Tragg hung up the phone, returned to the car, grinned at Mason. “All right, we have our party.”
“You’re sure it’s the one we want?” Mason asked.
“Hell, no!” Tragg said. “The way we work we’re not sure of anything. We just run down leads, that’s all. We run down a hundred leads and finally get the one we want. Sometimes the one we want is the second one we run down, sometimes it’s the one hundredth. Sometimes we run down a hundred leads and don’t get anything. This looks pretty live. A woman about thirty years old, height, five-feet-four, weight, 115 to 120, called for a taxi to go to the Ancordia Apartments last night. She gave the name of Miss Harper. We chased down the number of the cab, found that he took her to the Dormain Apartments in Mesa Vista, and that’s where we’re going now.”
“About a chance in a hundred?” Mason asked.
“Make it one in ten,” Tragg said. “But I have an idea it’ll pay off. Remember the police system is to cover leads. We ring doorbells. We cover a hundred different leads to find the one we want, but we have a hundred people we can put on the job if we have to. And don’t ever discount the efficiency of that system, Mason. It pays off. We may look pretty damned stupid when we’re running down one of the leads that takes us up a blind alley, but sooner or later we’ll get on the right trail.”
Tragg piloted the car through the city traffic with a deft sureness that marks the professional driver.
“You’re out in traffic a lot,” Mason said. “Have any accidents?”
“Hell, no!” Tragg told him. “The taxpayers don’t like to have their cars smashed up.”
“How do you avoid them?”
“By avoiding them.”
“How?”
“You keep alert. You watch the other guy. Accidents are caused by people being discourteous, paying too little attention to what they’re doing, and not watching the other guy.

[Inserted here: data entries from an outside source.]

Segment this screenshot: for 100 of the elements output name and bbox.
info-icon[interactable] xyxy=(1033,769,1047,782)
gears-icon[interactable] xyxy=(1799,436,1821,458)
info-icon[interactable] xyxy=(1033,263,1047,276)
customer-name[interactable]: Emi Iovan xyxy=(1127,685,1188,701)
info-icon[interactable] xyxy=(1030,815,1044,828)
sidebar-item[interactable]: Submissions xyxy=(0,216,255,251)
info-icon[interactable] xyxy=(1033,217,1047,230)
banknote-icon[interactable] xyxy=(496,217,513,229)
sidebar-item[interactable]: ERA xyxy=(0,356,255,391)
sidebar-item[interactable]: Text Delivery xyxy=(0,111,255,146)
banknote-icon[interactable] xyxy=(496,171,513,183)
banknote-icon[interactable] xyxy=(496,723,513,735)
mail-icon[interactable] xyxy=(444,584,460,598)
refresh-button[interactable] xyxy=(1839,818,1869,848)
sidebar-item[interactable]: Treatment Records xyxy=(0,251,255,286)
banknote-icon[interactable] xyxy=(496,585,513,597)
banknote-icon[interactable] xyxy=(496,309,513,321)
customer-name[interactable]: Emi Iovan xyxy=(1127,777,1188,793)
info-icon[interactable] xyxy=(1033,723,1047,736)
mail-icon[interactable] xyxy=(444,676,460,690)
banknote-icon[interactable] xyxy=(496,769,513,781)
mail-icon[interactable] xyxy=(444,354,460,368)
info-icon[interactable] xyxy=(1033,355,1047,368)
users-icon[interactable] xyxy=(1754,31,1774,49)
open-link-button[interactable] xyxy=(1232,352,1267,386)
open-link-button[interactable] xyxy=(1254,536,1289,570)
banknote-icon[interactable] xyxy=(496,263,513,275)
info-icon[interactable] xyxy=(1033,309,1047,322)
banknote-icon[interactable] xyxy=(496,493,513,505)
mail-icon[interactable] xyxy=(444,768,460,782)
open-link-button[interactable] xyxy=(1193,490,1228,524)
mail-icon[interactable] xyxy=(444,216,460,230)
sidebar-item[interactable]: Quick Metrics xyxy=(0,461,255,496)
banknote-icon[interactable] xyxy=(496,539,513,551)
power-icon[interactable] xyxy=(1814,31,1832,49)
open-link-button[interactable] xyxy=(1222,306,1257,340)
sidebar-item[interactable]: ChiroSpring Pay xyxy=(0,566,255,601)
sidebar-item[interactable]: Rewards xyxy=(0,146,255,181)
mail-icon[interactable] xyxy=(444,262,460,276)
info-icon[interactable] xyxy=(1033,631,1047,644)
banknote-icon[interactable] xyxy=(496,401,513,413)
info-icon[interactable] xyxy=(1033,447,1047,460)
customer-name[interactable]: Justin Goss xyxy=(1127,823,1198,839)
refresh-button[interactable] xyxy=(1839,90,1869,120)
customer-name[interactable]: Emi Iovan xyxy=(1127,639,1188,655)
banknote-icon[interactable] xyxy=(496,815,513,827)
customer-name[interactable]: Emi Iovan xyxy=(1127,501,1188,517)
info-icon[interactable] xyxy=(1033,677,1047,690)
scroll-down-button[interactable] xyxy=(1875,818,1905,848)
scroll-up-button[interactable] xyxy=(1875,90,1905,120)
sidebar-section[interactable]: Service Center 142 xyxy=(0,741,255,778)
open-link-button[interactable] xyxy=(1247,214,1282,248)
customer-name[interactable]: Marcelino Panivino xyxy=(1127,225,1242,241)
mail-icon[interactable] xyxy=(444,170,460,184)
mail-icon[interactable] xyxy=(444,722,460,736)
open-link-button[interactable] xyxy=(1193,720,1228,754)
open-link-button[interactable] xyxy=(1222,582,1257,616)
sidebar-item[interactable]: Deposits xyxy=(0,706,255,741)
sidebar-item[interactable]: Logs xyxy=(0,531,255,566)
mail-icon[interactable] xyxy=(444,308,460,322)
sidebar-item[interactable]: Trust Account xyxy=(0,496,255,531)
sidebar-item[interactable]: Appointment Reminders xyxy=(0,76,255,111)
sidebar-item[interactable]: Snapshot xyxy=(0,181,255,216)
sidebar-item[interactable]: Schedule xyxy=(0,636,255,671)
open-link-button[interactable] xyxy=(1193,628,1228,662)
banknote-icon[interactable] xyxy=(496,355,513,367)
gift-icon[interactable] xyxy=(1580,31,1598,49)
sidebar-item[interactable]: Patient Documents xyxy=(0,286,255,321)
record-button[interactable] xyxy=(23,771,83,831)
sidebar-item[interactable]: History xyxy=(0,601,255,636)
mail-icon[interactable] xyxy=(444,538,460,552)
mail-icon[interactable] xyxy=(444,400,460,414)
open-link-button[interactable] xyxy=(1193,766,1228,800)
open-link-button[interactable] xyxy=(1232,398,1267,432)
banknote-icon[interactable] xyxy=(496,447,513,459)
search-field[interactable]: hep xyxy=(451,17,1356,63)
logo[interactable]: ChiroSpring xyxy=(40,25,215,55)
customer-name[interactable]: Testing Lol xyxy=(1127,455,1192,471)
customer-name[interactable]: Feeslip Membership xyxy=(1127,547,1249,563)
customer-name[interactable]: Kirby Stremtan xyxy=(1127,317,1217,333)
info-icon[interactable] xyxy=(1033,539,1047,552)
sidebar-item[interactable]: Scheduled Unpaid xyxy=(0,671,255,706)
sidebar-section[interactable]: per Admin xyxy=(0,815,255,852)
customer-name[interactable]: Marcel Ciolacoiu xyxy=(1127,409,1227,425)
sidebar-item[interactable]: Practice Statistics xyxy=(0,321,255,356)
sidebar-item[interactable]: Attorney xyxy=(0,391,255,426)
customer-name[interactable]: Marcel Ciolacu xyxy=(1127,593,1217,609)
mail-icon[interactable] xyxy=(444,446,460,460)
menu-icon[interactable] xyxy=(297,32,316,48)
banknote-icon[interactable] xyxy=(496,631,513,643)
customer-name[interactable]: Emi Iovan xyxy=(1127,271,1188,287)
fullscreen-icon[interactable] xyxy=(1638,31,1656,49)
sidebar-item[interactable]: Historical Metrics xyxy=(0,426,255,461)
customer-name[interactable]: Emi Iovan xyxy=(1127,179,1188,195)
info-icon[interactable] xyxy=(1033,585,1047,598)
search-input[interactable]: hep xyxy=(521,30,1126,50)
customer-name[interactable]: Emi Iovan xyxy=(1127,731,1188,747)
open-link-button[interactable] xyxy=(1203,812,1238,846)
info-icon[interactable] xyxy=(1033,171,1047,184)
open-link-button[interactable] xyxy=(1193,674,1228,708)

“When I’ve got a car, I know damn well I’m not going to hit somebody. It’s the other man who’s going to hit me; therefore, the other man is the guy I watch. This is a cinch. But remember that we get leads we have to run down on bad nights, holidays, rush-hour traffic... And the really bad hours are around one to four o’clock in the morning. The man who’s had a few drinks and knows he’s had a few drinks is pretty apt to be driving cautiously. In fact, the traffic boys pick up a lot of those fellows because they’re driving too slowly and too cautiously.